Echoing Stevens, Hockney explores how:

  • Art does not copy reality
  • It reorders and reimagines it

The “blue guitar” becomes a metaphor for artistic mediation.

Perception and multiplicity

The rejection of single-point perspective reflects Hockney’s broader interest in:

  • Multiple viewpoints
  • Temporal experience
  • The instability of visual truth

Dialogue with Picasso

Hockney does not imitate Picasso but:

  • Engages critically with Cubism
  • Revisits its methods in a contemporary context
  • Questions its assumptions about space and representation

Relationship to Hockney’s Wider Work

The Blue Guitar sits within a broader phase of experimentation in the 1970s, when Hockney was:

  • Expanding his printmaking practice
  • Investigating photographic and spatial perception
  • Moving beyond the Californian paintings of the 1960s

It anticipates later work, including:

  • Photographic “joiners”
  • Multi-perspective landscapes

Publication and Format

The series was issued as a portfolio with accompanying text, reinforcing its intellectual ambition. It is not merely a set of prints but a coherent artistic statement, combining visual and literary elements.

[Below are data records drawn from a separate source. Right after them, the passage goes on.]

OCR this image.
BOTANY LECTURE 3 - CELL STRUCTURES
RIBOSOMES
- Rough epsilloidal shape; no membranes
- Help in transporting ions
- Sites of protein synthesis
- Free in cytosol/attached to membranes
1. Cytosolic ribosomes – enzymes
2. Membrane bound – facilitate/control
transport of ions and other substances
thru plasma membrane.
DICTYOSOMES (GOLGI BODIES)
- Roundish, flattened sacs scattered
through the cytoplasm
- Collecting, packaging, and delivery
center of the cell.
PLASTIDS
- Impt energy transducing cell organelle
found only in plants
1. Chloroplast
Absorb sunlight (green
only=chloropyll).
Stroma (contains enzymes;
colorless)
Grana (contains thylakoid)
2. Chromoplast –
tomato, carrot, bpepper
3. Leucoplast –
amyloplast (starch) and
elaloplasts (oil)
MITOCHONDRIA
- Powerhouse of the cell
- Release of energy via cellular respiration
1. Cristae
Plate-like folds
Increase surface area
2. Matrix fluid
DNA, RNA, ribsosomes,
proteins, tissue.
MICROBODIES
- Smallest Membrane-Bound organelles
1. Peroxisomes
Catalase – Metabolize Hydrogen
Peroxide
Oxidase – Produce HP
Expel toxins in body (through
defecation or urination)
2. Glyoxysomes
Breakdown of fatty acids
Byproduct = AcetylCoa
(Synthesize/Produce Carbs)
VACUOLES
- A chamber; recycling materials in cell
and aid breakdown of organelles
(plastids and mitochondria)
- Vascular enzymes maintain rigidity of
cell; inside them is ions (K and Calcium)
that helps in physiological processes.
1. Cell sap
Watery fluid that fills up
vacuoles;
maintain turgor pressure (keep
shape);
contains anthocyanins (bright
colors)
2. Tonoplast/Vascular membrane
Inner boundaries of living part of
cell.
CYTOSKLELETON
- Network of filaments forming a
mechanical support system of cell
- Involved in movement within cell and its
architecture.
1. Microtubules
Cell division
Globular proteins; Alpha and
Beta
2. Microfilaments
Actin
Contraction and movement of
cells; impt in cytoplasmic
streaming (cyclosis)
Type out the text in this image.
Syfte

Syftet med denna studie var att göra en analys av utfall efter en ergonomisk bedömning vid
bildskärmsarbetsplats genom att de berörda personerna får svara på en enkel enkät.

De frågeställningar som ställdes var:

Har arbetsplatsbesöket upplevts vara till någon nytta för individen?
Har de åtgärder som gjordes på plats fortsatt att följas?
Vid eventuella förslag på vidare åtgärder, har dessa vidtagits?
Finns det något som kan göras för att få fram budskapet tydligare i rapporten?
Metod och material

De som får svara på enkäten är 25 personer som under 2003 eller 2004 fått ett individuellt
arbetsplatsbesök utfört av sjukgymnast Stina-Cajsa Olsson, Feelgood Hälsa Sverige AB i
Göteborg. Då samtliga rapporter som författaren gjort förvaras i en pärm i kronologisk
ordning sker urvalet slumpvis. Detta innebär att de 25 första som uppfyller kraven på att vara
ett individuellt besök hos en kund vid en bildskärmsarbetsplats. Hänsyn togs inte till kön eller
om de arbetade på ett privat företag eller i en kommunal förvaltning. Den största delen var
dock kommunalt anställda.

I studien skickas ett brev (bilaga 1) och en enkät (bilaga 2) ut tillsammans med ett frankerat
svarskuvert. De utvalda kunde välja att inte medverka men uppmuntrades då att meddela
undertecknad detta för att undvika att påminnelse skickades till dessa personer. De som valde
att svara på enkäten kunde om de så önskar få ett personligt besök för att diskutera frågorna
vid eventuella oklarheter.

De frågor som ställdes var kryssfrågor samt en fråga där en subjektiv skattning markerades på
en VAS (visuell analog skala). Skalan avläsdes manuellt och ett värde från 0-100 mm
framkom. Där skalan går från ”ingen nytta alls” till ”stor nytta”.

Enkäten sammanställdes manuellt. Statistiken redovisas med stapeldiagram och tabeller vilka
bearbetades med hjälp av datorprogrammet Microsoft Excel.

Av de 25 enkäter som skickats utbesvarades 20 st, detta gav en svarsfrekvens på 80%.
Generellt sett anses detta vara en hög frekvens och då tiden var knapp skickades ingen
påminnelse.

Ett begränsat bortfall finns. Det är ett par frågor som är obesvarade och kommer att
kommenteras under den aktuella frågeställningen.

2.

For collectors, it is regarded as one of Hockney’s most important graphic works of the period.

Critical Reception

The series has been widely recognised for:

  • Its intellectual depth
  • Its technical mastery of etching
  • Its successful engagement with both poetry and art history

It is often cited as one of the most sophisticated artist–poet dialogues in late twentieth-century printmaking.

Concluding Assessment

The Blue Guitar (1976–77) is a pivotal work in David Hockney’s career, marking a shift toward more conceptual and formally experimental approaches. By engaging with Wallace Stevens and Pablo Picasso, Hockney situates himself within a lineage of modernist inquiry while asserting his own distinct vision.

The series demonstrates that printmaking, often considered secondary to painting, can serve as a primary medium for philosophical and visual exploration, addressing fundamental questions about how art transforms reality.